St. Mary Frances received the stigmata, and every Friday, especially on the Fridays of Lent, he felt the pains of the Passion in his body.

The saint of motherhood

Women who are infertile or have difficult pregnancies turn to her. She is considered the only canonized Neapolitan saint, and a shrine that holds her miraculous chair is dedicated to her.

A room in the convent houses a dense display of silver votive offerings, rosettes colored blue or pink, which tell of the births that occurred after prayers were addressed to St. Mary Frances: signs of gratitude for grace received or even to entrust new births to her protection.

In the next room, however, you have to get in line to sit on what used to be her chair, where she rested for the pains of the Passion: those who wish to have a child sit there, embrace the relic and ask for grace, pray and hope; they call it the "chair of miracles“.

Prayer for becoming a mother

Here is the prayer that women say during the ritual to St. Mary Frances of the Five Wounds:

"I congratulate you, O first Holy Virgin of the city of Naples, glorious St. Mary Frances, for the copious favors from heaven bestowed on you; and I beg you to multiply on me the effects of your charity and protection, by obtaining for me from the Lord that grace, which I so much desire (here grace is asked for). And in order that you undertake with your prayers before God to obtain it for me, I adore, bless and thank the Most Holy Trinity for the many graces He has bestowed on you, especially by having made you, not yet brought forth into the light, foretold by two distinct prophecies, what then you were a Saint; moreover to adore Jesus Sacrament from the womb, adorned with superhuman gifts and virtues, and honored by his familiarity and companionship almost all your life, decorating you with all the traits, of his Passion, adorning your heart with that supreme seraphic charity toward God and neighbor. Deh adh therefore, O beloved Bride of Jesus Christ, if your Bridegroom so loved you, let me experience the effects of your protection now that you are in his presence, that I may find peace of heart in the attainment of the grace required."

Mary Frances and the war

The saint is especially venerated by the Neapolitan people, who today turn to her for all kinds of graces and invoked her protection during World War II.

It is said that during the World War, the Saint protected the people's homes from the fury of destruction.

Other Neapolitan fertility rites

In the writings that have handed down these traditions for centuries, two other fertility chairs are recounted: the one in the chapel of St. Thomas Aquinas in the church of Santa Maria della Sanità and a second, in the church of Santa Maria della Catena, on Santa Lucia Street, but we also find such rituals in other parts of Naples.

The cult of Venus in Piedigrotta

In Piedigrotta, in ancient times there was the cult of "Venus Genetrix," practiced by brides invoking fertility through the effect of powerful aphrodisiacs.

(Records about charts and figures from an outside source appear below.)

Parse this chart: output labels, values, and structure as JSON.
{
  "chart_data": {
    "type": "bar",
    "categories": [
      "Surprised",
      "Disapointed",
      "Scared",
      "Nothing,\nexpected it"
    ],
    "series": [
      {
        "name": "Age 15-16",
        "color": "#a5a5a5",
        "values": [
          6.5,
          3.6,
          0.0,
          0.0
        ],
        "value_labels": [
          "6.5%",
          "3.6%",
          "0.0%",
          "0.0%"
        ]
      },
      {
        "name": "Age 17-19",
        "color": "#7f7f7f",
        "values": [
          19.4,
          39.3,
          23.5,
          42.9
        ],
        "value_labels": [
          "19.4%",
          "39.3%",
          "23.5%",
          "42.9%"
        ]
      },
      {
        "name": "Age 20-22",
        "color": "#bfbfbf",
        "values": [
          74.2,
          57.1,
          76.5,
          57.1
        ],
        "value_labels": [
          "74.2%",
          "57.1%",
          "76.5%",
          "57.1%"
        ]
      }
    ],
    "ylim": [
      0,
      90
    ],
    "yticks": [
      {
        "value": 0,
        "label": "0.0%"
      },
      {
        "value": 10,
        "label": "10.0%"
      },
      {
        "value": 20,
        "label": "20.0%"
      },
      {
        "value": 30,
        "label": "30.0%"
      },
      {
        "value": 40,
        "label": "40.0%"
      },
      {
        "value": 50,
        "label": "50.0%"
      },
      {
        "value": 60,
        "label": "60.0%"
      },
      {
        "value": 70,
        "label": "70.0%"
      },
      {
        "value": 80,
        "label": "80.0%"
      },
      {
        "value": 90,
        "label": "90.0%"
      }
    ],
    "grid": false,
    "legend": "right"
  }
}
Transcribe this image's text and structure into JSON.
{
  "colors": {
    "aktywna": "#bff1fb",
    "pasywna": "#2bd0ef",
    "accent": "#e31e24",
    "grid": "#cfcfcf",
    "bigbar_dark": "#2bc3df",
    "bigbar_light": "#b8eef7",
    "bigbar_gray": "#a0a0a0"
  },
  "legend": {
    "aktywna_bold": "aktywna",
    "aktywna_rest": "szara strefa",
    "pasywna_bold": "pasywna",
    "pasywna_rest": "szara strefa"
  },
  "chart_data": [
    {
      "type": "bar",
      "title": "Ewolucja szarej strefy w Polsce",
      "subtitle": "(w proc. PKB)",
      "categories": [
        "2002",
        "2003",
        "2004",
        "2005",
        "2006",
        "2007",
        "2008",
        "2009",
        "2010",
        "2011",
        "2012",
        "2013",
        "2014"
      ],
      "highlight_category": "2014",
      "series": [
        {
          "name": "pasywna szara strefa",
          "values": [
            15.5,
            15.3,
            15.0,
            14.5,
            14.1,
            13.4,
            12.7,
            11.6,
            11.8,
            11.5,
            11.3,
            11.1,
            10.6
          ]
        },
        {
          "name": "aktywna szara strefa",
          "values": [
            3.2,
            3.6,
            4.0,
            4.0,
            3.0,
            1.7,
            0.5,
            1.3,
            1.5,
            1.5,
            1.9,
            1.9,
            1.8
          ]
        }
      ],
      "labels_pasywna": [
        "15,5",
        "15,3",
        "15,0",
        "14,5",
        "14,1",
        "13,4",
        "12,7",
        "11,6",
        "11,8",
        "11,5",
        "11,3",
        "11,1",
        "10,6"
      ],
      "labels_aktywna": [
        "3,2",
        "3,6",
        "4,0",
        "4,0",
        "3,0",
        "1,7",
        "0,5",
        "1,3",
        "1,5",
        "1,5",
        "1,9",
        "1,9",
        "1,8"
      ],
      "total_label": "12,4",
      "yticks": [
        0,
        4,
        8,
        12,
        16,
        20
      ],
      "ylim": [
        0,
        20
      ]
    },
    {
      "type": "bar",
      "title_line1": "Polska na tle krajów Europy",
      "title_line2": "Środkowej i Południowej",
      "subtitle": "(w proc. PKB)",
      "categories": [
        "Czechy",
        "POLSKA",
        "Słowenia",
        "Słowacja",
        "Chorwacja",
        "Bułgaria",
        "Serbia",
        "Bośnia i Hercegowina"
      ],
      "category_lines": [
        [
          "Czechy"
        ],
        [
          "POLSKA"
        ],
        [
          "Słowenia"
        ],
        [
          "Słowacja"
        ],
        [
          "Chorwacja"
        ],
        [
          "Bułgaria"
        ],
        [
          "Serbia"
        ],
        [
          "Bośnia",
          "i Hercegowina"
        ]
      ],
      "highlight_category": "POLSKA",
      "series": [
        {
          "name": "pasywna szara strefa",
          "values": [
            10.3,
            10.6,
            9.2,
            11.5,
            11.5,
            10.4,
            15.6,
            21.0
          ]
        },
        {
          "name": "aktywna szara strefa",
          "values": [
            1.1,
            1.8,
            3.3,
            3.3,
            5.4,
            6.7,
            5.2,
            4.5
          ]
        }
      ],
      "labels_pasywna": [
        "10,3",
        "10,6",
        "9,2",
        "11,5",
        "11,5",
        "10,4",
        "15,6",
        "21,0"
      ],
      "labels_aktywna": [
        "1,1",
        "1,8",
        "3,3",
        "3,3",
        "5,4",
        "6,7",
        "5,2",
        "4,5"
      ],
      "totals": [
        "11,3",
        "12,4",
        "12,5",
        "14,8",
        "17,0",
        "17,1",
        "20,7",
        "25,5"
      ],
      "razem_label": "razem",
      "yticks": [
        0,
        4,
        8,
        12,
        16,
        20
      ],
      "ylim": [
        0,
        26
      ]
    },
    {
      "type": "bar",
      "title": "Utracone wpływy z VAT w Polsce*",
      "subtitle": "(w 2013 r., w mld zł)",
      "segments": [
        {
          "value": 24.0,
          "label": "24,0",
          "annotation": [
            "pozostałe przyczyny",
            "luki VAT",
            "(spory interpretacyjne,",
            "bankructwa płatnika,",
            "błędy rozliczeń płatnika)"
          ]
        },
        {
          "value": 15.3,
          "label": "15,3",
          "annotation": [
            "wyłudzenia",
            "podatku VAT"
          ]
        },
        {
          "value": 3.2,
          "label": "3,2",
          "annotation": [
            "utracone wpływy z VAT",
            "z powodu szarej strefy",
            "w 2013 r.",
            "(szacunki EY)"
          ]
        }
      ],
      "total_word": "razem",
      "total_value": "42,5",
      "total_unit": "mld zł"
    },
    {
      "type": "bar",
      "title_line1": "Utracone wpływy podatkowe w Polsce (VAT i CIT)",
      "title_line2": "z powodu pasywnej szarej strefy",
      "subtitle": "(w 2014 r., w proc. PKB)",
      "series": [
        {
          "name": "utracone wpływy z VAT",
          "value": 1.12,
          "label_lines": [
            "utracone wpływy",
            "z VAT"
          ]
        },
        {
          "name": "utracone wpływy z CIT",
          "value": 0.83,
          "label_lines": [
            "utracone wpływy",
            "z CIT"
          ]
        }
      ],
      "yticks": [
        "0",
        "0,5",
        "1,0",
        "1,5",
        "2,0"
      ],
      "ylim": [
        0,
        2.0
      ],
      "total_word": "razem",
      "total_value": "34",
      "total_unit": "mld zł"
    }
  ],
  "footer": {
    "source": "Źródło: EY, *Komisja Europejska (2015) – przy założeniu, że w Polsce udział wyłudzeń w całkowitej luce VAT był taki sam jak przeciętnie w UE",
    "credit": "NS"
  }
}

In the third century A.D., the celebration of the Virgin took the place of bacchanals (Roman festivities with a propitiatory background), but retained some colorful features such as floats, fireworks and singing.

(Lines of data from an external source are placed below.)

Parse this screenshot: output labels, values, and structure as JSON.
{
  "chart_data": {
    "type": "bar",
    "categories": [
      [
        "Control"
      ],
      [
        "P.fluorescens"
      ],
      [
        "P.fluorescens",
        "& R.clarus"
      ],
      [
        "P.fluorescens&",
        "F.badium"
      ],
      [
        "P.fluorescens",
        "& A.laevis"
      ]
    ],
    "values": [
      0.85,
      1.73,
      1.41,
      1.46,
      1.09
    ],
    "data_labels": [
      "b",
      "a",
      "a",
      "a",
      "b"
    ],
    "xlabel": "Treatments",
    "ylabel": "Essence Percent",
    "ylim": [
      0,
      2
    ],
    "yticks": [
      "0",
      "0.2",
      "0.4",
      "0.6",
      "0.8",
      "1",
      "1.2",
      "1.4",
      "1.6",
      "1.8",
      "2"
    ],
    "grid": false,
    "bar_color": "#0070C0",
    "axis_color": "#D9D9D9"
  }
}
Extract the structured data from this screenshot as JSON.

Today the effigy of the madonna is kept inside the church, here women hoping to find husbands or pregnant women pay homage to her with ex-votos in the shape of a slipper: the so-called "scarpunciello d'a Maronna."

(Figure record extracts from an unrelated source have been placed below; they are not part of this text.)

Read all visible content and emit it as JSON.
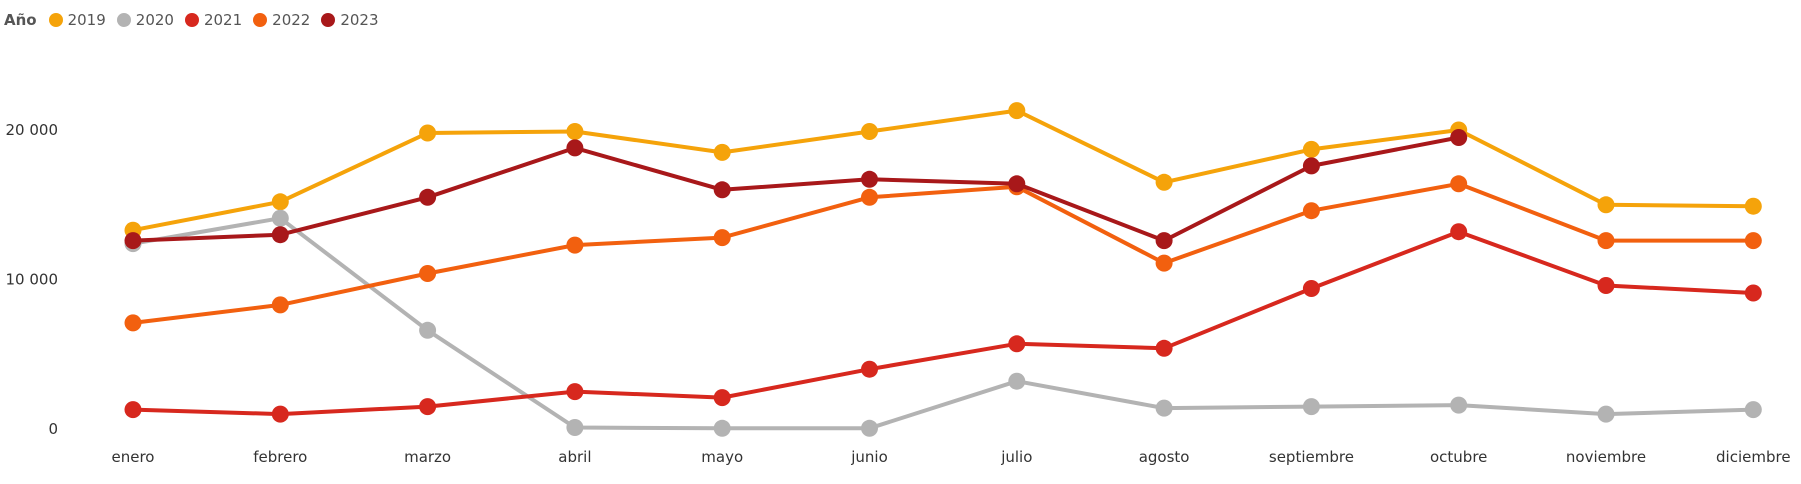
{
  "legend": {
    "title": "Año"
  },
  "chart_data": {
    "type": "line",
    "title": "",
    "xlabel": "",
    "ylabel": "",
    "categories": [
      "enero",
      "febrero",
      "marzo",
      "abril",
      "mayo",
      "junio",
      "julio",
      "agosto",
      "septiembre",
      "octubre",
      "noviembre",
      "diciembre"
    ],
    "y_ticks": [
      {
        "value": 0,
        "label": "0"
      },
      {
        "value": 10000,
        "label": "10 000"
      },
      {
        "value": 20000,
        "label": "20 000"
      }
    ],
    "ylim": [
      0,
      28500
    ],
    "grid": false,
    "legend_position": "top-left",
    "series": [
      {
        "name": "2019",
        "color": "#F5A30A",
        "values": [
          13300,
          15200,
          19800,
          19900,
          18500,
          19900,
          21300,
          16500,
          18700,
          20000,
          15000,
          14900
        ]
      },
      {
        "name": "2020",
        "color": "#B3B3B3",
        "values": [
          12400,
          14100,
          6600,
          100,
          50,
          50,
          3200,
          1400,
          1500,
          1600,
          1000,
          1300
        ]
      },
      {
        "name": "2021",
        "color": "#D7281E",
        "values": [
          1300,
          1000,
          1500,
          2500,
          2100,
          4000,
          5700,
          5400,
          9400,
          13200,
          9600,
          9100
        ]
      },
      {
        "name": "2022",
        "color": "#F2600F",
        "values": [
          7100,
          8300,
          10400,
          12300,
          12800,
          15500,
          16200,
          11100,
          14600,
          16400,
          12600,
          12600
        ]
      },
      {
        "name": "2023",
        "color": "#A8181A",
        "values": [
          12600,
          13000,
          15500,
          18800,
          16000,
          16700,
          16400,
          12600,
          17600,
          19500,
          null,
          null
        ]
      }
    ]
  }
}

It is in this magical and spiritual continuity between the pagan and Christian worlds that the celebrations of "Our Lady of Piedigrotta" are held.

The kiss at St. Raphael's

There is also the traditional "vaso a 'o pesce 'e San Rafèle," Italian for "kissing the fish of St. Raphael. The saint, in a scene from the Book of Tobias, is depicted holding a fish, considered by Naples, a city of the sea, to be a symbol of virility, so in the Church of San Raffaele in Materdei women go to kiss the statue of the saint.

Donna Concetta in the Fontanelle Cemetery

Among the many capuzzelle, as Neapolitans like to call the skulls of the Fontanelle Cemetery in Naples, there is that of Woman Concetta: According to the ritual one must caress it to receive the gift of fertility.